If you recall from from my post a few weeks ago, we recently remodeled our kitchen. Overall, we’re complete thrilled with the result, but along the way, there have been a few lessons in customer service. For the most part, customer service is all about how you treat a customer who isn’t completely satisfied. Of course, there are any number of sayings about good and bad customer service, but what it really comes down to is your commitment to having satisfied customers.
You can learn a lot from both good and bad experiences. If you’re a small business, you absolutely have to focus on satisfying your customers. For larger businesses, it can be tough to keep employees focused on the customer. In any business, employees will take their cues from the boss. If the boss is truly committed to serving the customer, that attitude will permeate through the organization. If you simply took over a thriving business from you parents, you may not appreciate what it took to grow the business in the first place.
During this process, we’ve enjoyed great customer service, and what I consider to be horrible customer service. The good came from our cabinet supplier, Kevin Zimmerman of Delavan, Illinois. Kevin runs a small contracting business and also builds custom cabinets under the name Country Cabinets by Kevin Zimmerman. What a pleasure it is to design the kitchen with the guy who’s actually going to build the cabinets. Need them 25 inches deep instead of the standard 24 inches? No problem. Want to shuffle some drawers around? No problem. Need extra wide crown molding? No problem.
But, what really stood out was how Kevin handled the times when things didn’t go just right. When his supplier shipped him the wrong stain, he had the correct stain shipped overnight. When another supplier sent only eight foot lengths of crown molding, he ordered more and specified some longer lengths. When some of the doors didn’t take the stain quite right, he built new doors to replace them. What’s more, he didn’t wait for us to complain, he just took care of it.

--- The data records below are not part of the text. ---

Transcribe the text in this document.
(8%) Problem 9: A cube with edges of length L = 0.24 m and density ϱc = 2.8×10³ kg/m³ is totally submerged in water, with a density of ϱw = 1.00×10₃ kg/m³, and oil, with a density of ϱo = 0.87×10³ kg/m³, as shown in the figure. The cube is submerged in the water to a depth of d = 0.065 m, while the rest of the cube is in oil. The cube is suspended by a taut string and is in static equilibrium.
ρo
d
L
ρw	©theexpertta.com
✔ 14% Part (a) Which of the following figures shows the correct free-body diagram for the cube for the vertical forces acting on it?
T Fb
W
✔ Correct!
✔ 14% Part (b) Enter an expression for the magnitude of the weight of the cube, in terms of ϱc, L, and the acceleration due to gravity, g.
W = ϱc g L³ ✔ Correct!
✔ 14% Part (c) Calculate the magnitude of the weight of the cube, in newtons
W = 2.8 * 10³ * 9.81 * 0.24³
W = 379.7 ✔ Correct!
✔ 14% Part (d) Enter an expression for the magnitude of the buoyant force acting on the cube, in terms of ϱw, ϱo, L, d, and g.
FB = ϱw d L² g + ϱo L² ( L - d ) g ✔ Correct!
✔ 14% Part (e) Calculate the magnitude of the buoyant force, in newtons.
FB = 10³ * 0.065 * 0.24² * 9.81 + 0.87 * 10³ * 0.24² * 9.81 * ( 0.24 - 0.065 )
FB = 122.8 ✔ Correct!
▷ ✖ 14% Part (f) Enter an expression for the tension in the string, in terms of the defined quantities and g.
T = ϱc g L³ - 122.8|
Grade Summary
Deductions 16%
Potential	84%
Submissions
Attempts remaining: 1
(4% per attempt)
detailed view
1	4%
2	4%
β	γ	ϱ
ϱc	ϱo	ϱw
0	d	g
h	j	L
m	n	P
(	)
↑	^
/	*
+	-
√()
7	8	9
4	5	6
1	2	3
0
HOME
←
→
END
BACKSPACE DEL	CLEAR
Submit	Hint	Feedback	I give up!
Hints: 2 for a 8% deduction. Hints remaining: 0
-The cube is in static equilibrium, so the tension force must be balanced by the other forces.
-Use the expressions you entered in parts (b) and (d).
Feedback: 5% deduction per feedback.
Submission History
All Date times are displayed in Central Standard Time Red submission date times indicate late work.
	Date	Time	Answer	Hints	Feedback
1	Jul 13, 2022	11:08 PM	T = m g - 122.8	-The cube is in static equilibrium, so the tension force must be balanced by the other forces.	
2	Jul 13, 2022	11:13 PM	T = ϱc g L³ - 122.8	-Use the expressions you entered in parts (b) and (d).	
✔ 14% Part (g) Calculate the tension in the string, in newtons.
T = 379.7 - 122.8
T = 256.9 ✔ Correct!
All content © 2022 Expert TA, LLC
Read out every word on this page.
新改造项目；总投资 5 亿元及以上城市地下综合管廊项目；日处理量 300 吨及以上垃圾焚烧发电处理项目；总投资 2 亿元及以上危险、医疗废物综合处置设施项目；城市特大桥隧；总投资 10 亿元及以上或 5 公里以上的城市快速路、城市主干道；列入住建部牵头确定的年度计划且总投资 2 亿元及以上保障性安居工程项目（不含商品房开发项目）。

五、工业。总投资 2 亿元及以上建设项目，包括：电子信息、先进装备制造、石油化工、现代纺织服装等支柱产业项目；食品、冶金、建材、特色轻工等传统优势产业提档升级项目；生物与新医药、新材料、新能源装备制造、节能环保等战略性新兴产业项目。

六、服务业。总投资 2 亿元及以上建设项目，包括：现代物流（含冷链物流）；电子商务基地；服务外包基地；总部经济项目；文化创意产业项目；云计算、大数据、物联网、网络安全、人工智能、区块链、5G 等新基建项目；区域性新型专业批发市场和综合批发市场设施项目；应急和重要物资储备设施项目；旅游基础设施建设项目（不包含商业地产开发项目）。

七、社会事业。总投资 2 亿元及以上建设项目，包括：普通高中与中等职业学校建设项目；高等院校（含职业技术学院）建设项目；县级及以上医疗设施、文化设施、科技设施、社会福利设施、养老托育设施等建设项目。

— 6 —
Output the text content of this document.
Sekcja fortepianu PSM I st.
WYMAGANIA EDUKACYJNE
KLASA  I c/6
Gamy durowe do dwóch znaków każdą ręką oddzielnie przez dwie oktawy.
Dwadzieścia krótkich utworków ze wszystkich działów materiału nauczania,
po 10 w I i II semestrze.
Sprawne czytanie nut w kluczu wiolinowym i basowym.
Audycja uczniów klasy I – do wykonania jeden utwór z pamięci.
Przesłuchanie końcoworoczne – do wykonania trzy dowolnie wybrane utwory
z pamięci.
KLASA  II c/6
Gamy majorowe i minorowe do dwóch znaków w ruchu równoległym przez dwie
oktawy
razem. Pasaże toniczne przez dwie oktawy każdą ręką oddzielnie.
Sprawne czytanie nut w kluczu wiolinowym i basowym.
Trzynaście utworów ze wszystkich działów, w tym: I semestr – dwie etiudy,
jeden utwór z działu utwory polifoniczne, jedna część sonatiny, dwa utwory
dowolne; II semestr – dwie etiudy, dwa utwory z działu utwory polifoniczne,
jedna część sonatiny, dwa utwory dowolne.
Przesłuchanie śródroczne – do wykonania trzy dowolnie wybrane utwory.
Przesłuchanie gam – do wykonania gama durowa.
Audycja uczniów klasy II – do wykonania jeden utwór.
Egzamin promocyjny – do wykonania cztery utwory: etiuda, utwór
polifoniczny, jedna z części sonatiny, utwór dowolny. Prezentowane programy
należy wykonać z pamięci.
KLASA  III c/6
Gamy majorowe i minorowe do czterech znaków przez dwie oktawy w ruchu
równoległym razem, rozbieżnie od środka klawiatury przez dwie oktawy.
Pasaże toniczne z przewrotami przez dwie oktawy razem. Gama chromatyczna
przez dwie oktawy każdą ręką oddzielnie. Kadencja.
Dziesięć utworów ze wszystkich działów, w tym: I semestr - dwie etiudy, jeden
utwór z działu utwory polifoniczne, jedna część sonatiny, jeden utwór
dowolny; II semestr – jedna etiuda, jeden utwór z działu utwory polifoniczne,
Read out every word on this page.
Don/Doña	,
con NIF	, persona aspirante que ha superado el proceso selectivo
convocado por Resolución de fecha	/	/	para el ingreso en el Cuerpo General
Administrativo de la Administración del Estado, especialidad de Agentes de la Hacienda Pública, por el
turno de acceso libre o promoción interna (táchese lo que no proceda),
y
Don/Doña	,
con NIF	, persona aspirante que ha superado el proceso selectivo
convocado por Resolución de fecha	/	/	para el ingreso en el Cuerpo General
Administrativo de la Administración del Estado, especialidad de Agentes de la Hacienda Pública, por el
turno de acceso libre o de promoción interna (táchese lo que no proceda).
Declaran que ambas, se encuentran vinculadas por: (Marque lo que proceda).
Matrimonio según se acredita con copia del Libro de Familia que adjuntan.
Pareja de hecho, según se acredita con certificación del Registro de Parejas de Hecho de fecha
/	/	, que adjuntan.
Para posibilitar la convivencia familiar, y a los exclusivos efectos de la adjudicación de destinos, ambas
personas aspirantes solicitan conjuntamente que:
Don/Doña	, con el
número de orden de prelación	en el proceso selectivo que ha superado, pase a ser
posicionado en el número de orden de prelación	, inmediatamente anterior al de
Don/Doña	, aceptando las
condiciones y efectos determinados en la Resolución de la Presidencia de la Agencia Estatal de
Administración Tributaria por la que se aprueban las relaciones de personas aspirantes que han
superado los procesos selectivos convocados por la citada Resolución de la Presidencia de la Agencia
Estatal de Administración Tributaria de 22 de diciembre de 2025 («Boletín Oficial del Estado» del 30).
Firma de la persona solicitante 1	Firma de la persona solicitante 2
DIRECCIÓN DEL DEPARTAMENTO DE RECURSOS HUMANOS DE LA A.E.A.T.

Unfortunately, we’ve also experienced the other end of the customer service spectrum when the owner of the company, Paul Sherman of Sherman’s in Peoria, called to tell us that he wasn’t going to do anything about our concerns. I think I would have been happier thinking the owner didn’t know about the problems, or just believing they didn’t really care. Instead, he called to make sure we understood that he really didn’t care, and wasn’t going to do anything about our problem.
The problem is really with GE Profile appliances and how they’re presented and sold. We specifically went with GE because they offered a complete set of appliances from their Profile line. What the salesman didn’t know is that there are actually two or more style lines within the Profile group. So, while all of the appliances say GE Profile, some have curved fronts, others have flat fronts. Some, like the dishwasher, have large radius edges and corners while the trash compactor five feet away has sharp edges and corners.
The issue isn’t confined to just these two appliances. The stove has coarse grain, black trim and large-radius corners. The microwave right above it has very fine, smooth grain with a shiny finish and sharp corners. All the appliances have horizontal grain, except the refrigerator, which has vertical grain. The refrigerator has dark gray trim but the dishwasher has light gray trim. All of the appliances have matching handles except the dishwasher, which doesn’t have any handle. I could go on and on, but the point is the appliances have obvious differences. More importantly, we’re not satisfied that we’ve received the level of quality we expected.
We’ve discussed our issues with GE and with Sherman’s. GE says Sherman’s salespeople should have known about the different styles. Sherman’s claims there aren’t different styles, and they all go together. You can check out this dishwasher comparison page on the GE web site and decide for yourself, but I think you’ll come to the same conclusion I did. There are two different designs, they cost about the same, and nobody explained that when we ordered the appliances.
Now, I’m not pretending this is an easy issue to resolve. The appliances are all installed and being used, so it’s not a simple matter of just changing an order. But I’m amazed that Sherman’s isn’t even going to try. Paul’s reasoning is A) most customers don’t complain, therefore we should be satisfied with the appliances and B) we got a “really good deal” and he can’t afford to spend the time or money to address our concerns. I’m not an expert in customer relations, but that sure doesn’t seem like the way to keep your customer coming back. What I’m most surprised at though is the lack of trying. All of Paul’s energy seems to have gone into explaining why he can’t do anything rather than trying to understand the issue and find a creative solution.
We’ll continue to work the issue with GE’s Customer Service department. In the mean time, we’ve had to do our own research to find options. We’re asking GE to replace the dishwasher with a comparable unit that matches the design of the other appliances. The compactor doesn’t have different lines, so our request is to send us the front panel adapter plate so that we can replace the stainless steel panel (which already has several dents) with a custom door panel to match the cabinets. Then the compactor will at least match something in the kitchen.
Only time will tell if GE is up to the challenge.